CHARACT OF SPECIFICITY OF ANTIBODIES TO TRYPSINOGEN ACTIVATION PEPTIDE LE

胰蛋白酶原激活肽Le抗体的特异性特征

• 批准号: 6118316
• 负责人: JAMES H GRENDELL
• 金额: $ 0.09万
• 依托单位: ROCKEFELLER UNIVERSITY
• 依托单位国家: 美国
• 财政年份: 1998
• 资助国家: 美国
• 起止时间: 1998-12-10 至 1999-11-30
• 项目状态: 已结题
• 来源: https://reporter.nih.gov/project-details/6118316
• 关键词: biomedical resource; human tissue; mental disorders; spectrometry

Antibodies to trypsinogen activation peptide (TAP) are potentially of great value as a marker for studying the intracellular processing of trypsinogen (TG) to trypsin in the early stages of acute pancreatitis. However this requires that these antibodies have a very high selectivity for TAP compared to the much more plentiful TG in the acinar cell. Antibodies to TAP were generated by immunizing rabbits with a synthetic peptide containing the N-terminal of rat TG (LPLDDDDDK) coupled to thyroglobulin. Antibodies were affinity purified employing either the peptide used for immunization or its C-terminal 5 amino acid (DDDDK). The resulting antibody preparations were designated AB9 and AB5 respectively. On immunoblot, AB5 recognized TG at a level only about 5% of that observed with AB9. Because of the potential limitations of ELISA resulting from breakdown of TG in aqueous solution with exposure of the TAP epitope, the specificities of the antibodies were confirmed using mass spectrometry to precisely analyze the molecular masses of the immunoprecipitated products involving AB9, AB5, or commercially available rabbit anti-TG antibodies, following binding of these products to the protein A agarose beads. Compared to results of immunoprecipitation of TG with rabbit anti-TG antibody, binding of TG by AB9 was substantially less; and AB5 binding to TG was markedly reduced further compared to that with AB9. In competitive binding experiments with equal molar amounts of TG and a peptide containing the TAP epitope, no binding of AB5 to TG was detected. Using the immunoprecipitation/mass spectrometry cont... approach to establish antibody selectivity, we have determined that generation of antibodies that demonstrate considerable selectivity for TAP over TG requires affinity purification with a short peptide immediately adjacent to the TG activation site to reduce recognition of the far N-terminal of TG. S.M. Chepilko, T. Otani, F.S. Gorelick, L. Mazzrrelli, R. Wang, and J.H. Grendell (1997), Pancreas 15(4), 431.

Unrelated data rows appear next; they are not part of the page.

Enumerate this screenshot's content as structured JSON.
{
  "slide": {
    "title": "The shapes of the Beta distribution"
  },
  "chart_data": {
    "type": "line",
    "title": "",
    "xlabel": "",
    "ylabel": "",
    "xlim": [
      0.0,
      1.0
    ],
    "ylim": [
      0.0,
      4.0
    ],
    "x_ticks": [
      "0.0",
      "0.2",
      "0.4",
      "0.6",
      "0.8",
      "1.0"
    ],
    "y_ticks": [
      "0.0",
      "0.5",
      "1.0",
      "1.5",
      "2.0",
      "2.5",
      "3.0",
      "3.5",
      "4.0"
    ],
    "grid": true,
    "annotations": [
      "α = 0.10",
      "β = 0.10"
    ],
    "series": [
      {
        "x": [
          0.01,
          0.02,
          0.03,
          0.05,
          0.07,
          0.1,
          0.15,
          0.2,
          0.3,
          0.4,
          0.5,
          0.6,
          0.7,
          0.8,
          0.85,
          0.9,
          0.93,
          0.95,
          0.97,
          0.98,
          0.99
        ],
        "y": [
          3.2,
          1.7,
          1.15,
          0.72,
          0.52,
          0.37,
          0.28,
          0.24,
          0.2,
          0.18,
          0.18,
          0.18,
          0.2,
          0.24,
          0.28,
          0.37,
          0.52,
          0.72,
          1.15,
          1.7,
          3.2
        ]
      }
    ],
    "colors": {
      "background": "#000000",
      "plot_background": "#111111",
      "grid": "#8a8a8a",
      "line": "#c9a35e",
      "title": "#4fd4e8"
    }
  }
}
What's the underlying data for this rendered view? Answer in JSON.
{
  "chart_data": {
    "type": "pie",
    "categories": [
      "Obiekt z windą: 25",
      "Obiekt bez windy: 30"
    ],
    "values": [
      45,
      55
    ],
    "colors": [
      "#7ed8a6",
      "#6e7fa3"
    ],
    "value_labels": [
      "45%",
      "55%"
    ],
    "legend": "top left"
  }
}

胰蛋白酶原激活肽（TAP）的抗体可能是 作为研究细胞内加工的标记物具有重要价值 胰蛋白酶原（TG）的胰蛋白酶在急性 胰腺炎 然而，这需要这些抗体具有非常 高选择性TAP相比，更丰富的TG在 腺泡细胞 免疫家兔制备抗TAP抗体 用含有大鼠TG N-末端的合成肽 （LPLDDDDDK）偶联甲状腺球蛋白。 抗体亲和力 使用用于免疫的肽或其 C-末端5个氨基酸（DDDDK）。 所得抗体制剂 分别命名为AB 9和AB 5。 在免疫印迹上，AB 5 识别TG的水平仅为用AB 9观察到的水平的约5%。 由于酶联免疫吸附试验的潜在局限性， 在暴露TAP表位的情况下， 使用质谱法确认抗体的特异性 为了精确分析免疫沉淀物的分子量， 涉及AB 9、AB 5或市售兔抗TG的产品 抗体，在这些产物与蛋白A结合后 琼脂糖珠。 与TG免疫沉淀的结果相比， 兔抗TG抗体，TG与AB 9的结合显著较少; AB 5与TG的结合进一步显著降低， 在AB 9 在等摩尔量的竞争性结合实验中 TG和含有TAP表位的肽，AB 5与 检测TG。 使用免疫沉淀/质谱法 我... 建立抗体选择性的方法，我们有 确定产生的抗体显示出相当大的 TAP相对于TG的选择性需要亲和纯化， 与TG活化位点紧邻的短肽， TG的远N-末端的识别。 S.M. Chepilko，T.大谷 F.S.戈雷利克湖马兹雷利河Wang和J.H. Grendell（1997年）， 胰腺15（4），431。